Выбрать главу

Впрочем, характерно, что даже и в сюжете поэмы сам этот драматичный случай не составил основного содержания, заняв лишь часть последней, шестой главы, то есть играя роль, конечно, важного, острого, но всего лишь конца. Не потому ли уже тогда раздавались упреки в бедности содержания, упреки, традиционные для критики, ранее обвинявшей в бедности сюжетного содержания «Мертвые души», а еще раньше — «Евгения Онегина».

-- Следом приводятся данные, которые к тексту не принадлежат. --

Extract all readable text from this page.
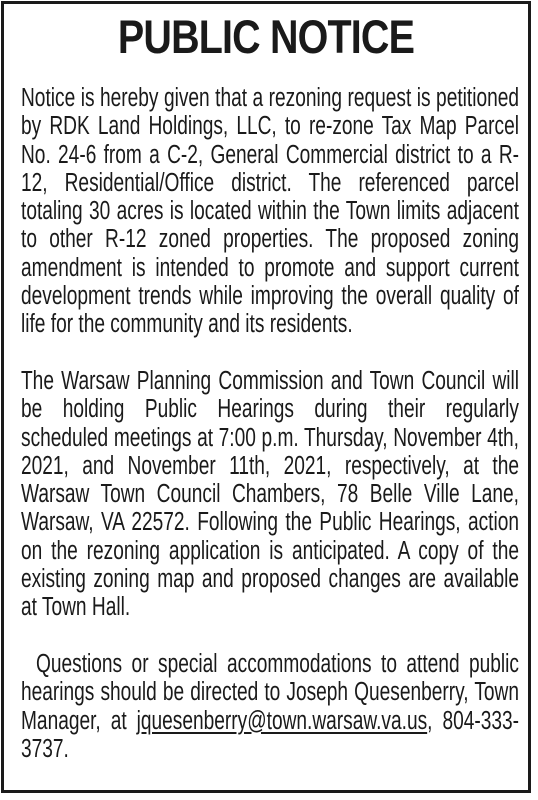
PUBLIC NOTICE

Notice is hereby given that a rezoning request is petitioned by RDK Land Holdings, LLC, to re-zone Tax Map Parcel No. 24-6 from a C-2, General Commercial district to a R-12, Residential/Office district. The referenced parcel totaling 30 acres is located within the Town limits adjacent to other R-12 zoned properties. The proposed zoning amendment is intended to promote and support current development trends while improving the overall quality of life for the community and its residents.

The Warsaw Planning Commission and Town Council will be holding Public Hearings during their regularly scheduled meetings at 7:00 p.m. Thursday, November 4th, 2021, and November 11th, 2021, respectively, at the Warsaw Town Council Chambers, 78 Belle Ville Lane, Warsaw, VA 22572. Following the Public Hearings, action on the rezoning application is anticipated. A copy of the existing zoning map and proposed changes are available at Town Hall.

Questions or special accommodations to attend public hearings should be directed to Joseph Quesenberry, Town Manager, at jquesenberry@town.warsaw.va.us, 804-333-3737.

В общем, как всегда в большой русской литературе, и здесь главное богатство поэмы составил не сюжет, а дух народной жизни, выразившейся в слове, но уже не взятом «вплотную с натуры», а извлеченном из глубин народной натуры, в слове-сказе, и в слове-присказке, и в слове-прибаутке. И особенно — в слове-песне. Такое слово, слово-связь, несет начало единения. «Рассматривайте себя как единицу, и вы придете в отчаяние» — писал Некрасов. Как «единица», Некрасов-художник был обречен на отчаяние. Потому-то он постоянно ищет, говоря его же словом, «круговую поруку» и в силу многих указанных и неуказанных обстоятельств счастливо находит ее летом 1861 года.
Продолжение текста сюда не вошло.